Unggahan Frank dengan cepat menarik perhatian warganet karena memperlihatkan adanya perbedaan pandangan di dalam keluarga mengenai keputusan profesional yang diambil Hotman Paris. Beragam komentar pun bermunculan, mulai dari yang memberikan dukungan terhadap keterbukaan Frank hingga yang menilai keputusan seorang advokat merupakan bagian dari profesinya dalam memberikan pendampingan hukum kepada setiap klien.

Di sisi lain, Hotman Paris sebelumnya telah memberikan penjelasan mengenai alasan dirinya menerima penunjukan sebagai kuasa hukum Febrie Adriansyah. Setelah mendampingi kliennya menjalani pemeriksaan sebagai tersangka pada Jumat (17/7/2026), Hotman menyampaikan bahwa setiap orang yang berhadapan dengan proses hukum memiliki hak konstitusional untuk memperoleh bantuan dan pendampingan dari advokat.

Menurut Hotman, profesi advokat memiliki kewajiban untuk memberikan pembelaan kepada klien sesuai ketentuan hukum yang berlaku. Ia menegaskan bahwa keputusannya mendampingi Febrie merupakan bagian dari pelaksanaan profesi sebagai pengacara dan tidak boleh dimaknai sebagai bentuk pembenaran terhadap dugaan tindak pidana yang sedang disidik.

Sementara itu, Febrie Adriansyah saat ini tengah menjalani proses hukum dalam tiga perkara yang berkaitan dengan dugaan tindak pidana korupsi dan tindak pidana pencucian uang (TPPU). Penanganan perkara tersebut masih berada dalam tahap penyidikan dan penuntutan sesuai mekanisme hukum yang berlaku.

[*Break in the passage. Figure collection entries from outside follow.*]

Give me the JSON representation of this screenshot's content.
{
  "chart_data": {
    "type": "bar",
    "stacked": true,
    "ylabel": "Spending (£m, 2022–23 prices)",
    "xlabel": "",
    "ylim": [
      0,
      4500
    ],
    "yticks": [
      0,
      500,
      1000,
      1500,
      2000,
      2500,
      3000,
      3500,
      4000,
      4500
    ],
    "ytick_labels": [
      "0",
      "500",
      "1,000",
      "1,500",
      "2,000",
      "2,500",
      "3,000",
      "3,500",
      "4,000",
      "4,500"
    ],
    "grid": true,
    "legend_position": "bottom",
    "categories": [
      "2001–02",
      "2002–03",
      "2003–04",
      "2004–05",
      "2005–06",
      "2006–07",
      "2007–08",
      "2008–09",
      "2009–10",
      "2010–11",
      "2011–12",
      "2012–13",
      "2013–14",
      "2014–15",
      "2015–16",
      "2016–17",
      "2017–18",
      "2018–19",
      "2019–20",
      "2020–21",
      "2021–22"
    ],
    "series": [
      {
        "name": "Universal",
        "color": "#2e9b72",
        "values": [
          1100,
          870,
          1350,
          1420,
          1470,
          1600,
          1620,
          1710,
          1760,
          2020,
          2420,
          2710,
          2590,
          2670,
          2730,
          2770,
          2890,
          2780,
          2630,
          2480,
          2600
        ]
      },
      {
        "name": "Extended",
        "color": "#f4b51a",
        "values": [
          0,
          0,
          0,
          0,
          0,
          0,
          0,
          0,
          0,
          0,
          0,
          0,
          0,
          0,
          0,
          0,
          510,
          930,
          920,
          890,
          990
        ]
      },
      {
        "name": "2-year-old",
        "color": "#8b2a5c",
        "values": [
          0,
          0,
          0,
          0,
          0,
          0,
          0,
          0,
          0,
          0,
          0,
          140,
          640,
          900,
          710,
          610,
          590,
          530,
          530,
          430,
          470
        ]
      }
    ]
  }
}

Aparat penegak hukum terus melakukan proses penyidikan dengan mengumpulkan alat bukti, memeriksa saksi, serta melengkapi berkas perkara sebelum dilimpahkan ke pengadilan. Hingga saat ini, belum terdapat putusan pengadilan yang berkekuatan hukum tetap terkait perkara yang menjerat Febrie Adriansyah.

Perbedaan pandangan antara Hotman Paris dan putranya menjadi sorotan karena keduanya sama-sama dikenal sebagai figur publik. Meski demikian, pandangan yang disampaikan Frank merupakan pendapat pribadi yang terpisah dari proses hukum yang sedang berjalan dan tidak memengaruhi tahapan penyidikan yang dilakukan aparat penegak hukum.

Sejumlah pengamat hukum menilai bahwa perbedaan pendapat dalam sebuah keluarga merupakan hal yang dapat terjadi, termasuk ketika berkaitan dengan keputusan profesional. Sementara itu, hak seorang advokat untuk memberikan pendampingan hukum kepada klien juga merupakan bagian dari prinsip negara hukum yang menjamin setiap orang memperoleh pembelaan di hadapan hukum.

Dengan berkembangnya polemik tersebut, perhatian publik tidak hanya tertuju pada proses hukum yang sedang dijalani Febrie Adriansyah, tetapi juga pada dinamika yang muncul setelah keputusan Hotman Paris menjadi kuasa hukumnya. Terlepas dari berbagai tanggapan yang berkembang, proses hukum terhadap perkara tersebut tetap berlangsung sesuai ketentuan peraturan perundang-undangan, dengan tetap menjunjung tinggi asas praduga tak bersalah hingga adanya putusan pengadilan yang berkekuatan hukum tetap.